Stage 17: Primoz Roglic unsurprisingly quick downhill

2017 Tour de France, stage 17

Last year Primoz Roglic was one hundredth of a second away from wearing the leader’s jersey in the Giro d’Italia. He went on to win the second time trial in that race, even though it was the first time he’d ever ridden one longer than 10km.

He’s clearly a man who’s still exploring his potential and this is not entirely surprising because up until 2011 he was a ski jumper. He was junior world champion in 2007 but eventually canned it after concluding that he wouldn’t be the best in the world.

“At the end of my ski jumping career, I bought myself a bike and discovered that I am pretty good with it,” he told Cycling News matter-of-factly last year.

Things do seem to be going well. No-one else from the break could hold off the favourites – not even Alberto Contador – but Roglic managed to retain a gap of 1m13s and so secured a massive win.

Primoz Roglic is unafraid of downhill speed (via YouTube)
Primoz Roglic is unafraid of downhill speed (via YouTube)

He’s still only 27 and having won a grand tour time trial and a mountain stage like this one, you can be fairly certain that he’s among the best around. A career as a grand tour leader surely awaits.

Yellow

It was a bad day for Fabio Aru.

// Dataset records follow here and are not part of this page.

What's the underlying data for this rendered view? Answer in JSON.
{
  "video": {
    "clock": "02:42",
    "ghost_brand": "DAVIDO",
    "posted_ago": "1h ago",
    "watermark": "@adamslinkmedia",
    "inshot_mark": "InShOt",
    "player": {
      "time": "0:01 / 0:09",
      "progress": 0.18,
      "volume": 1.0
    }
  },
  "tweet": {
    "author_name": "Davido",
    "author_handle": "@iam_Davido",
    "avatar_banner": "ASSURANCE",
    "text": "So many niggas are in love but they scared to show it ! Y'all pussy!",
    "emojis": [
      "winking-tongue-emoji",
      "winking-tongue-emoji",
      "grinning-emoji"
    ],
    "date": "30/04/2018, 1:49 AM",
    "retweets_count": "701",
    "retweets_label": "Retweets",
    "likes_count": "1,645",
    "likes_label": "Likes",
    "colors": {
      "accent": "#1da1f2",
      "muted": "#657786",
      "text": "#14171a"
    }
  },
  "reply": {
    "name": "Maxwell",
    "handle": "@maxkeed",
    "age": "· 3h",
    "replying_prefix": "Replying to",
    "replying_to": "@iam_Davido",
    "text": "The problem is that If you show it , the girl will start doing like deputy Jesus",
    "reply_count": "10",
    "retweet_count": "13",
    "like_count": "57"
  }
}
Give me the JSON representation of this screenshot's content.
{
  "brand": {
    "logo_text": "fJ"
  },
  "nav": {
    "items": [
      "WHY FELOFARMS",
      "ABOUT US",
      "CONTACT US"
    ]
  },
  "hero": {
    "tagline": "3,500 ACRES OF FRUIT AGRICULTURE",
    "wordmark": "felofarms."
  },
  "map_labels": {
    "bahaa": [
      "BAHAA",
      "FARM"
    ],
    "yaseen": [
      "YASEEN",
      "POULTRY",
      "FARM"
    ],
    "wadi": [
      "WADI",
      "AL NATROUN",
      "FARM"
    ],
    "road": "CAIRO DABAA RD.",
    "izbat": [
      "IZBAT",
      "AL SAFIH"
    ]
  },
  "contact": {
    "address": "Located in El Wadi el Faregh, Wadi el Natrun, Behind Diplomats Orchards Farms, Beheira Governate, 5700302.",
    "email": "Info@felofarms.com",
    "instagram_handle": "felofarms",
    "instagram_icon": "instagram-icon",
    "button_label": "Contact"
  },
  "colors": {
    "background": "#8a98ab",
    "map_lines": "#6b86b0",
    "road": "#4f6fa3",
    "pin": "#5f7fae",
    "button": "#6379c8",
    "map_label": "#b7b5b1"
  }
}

So zippy early on in this race, he’s been looking more and more lethargic. He slipped just a few seconds behind his rivals near the top of the Galibier and the gap only grew on the descent. Dan Martin finished in the same group and they both lost 30s.

Because there was only Roglic up ahead, there was a sprint finish in the front group for bonus seconds. Rigoberto Uran, blessed with the luxury of gears on this occasion, was always going to win that one and Chris Froome nicked four seconds for third.

Uran’s six second time bonus put him second overall by a few hundredths of a second that he secured in the opening time trial. Today’s probably not the day for the displaced Romain Bardet to seek out Primoz Roglic for empathy.

GC

Green

A reminder that the Tour de France is very much an endurance sport, even for the sprinters. Marcel Kittel has not endured.

The German’s been getting more and more tired, rundown and ill – issues that are interlinked rather than being separate misfortunes. Today, he crashed and faced a long day to make the time cut. Instead, he abandoned, which means Michael Matthews has all but secured the points competition.

Miscellaneous

Steve Cummings swerved to avoid the Kittel crash, went off road and tore his shorts to such an extent that they stopped showing him on television.

Sorry for what follows, Steve, but I’m sure you understand.

Cummings

Stage 18

2017 Tour de France, stage 18

The final summit finish. I’d be surprised if the favourites opted for any tactic other than ‘wait for the final climb and then leather it’ – but you never know.


Comments

2 responses to “Stage 17: Primoz Roglic unsurprisingly quick downhill”

  1. I was surprised when Aru was done for yesterday. Just like the year Wiggans won the strongest rider other than the yellow jersey seems to be his own teammate. Bardet and Uran weren’t doing much more than hanging on and it doesn’t look like either of them could build enough of a gap to bridge stage 20.
    Although as the ever changing green jersey has shown you never know what could happen. Hopefully Uran goes all out today and at least forces Froome to take some chances on the time trial.

    1. Riders can be coy when there’s a downhill to come and more stages to come. The one thing I’d say about today is that Uran and Bardet may as well empty themselves and if Froome’s been doing any bluffing at all, it will become apparent.

      Also, big gaps can open very quickly at the end of a big climb at the climax of a three week race.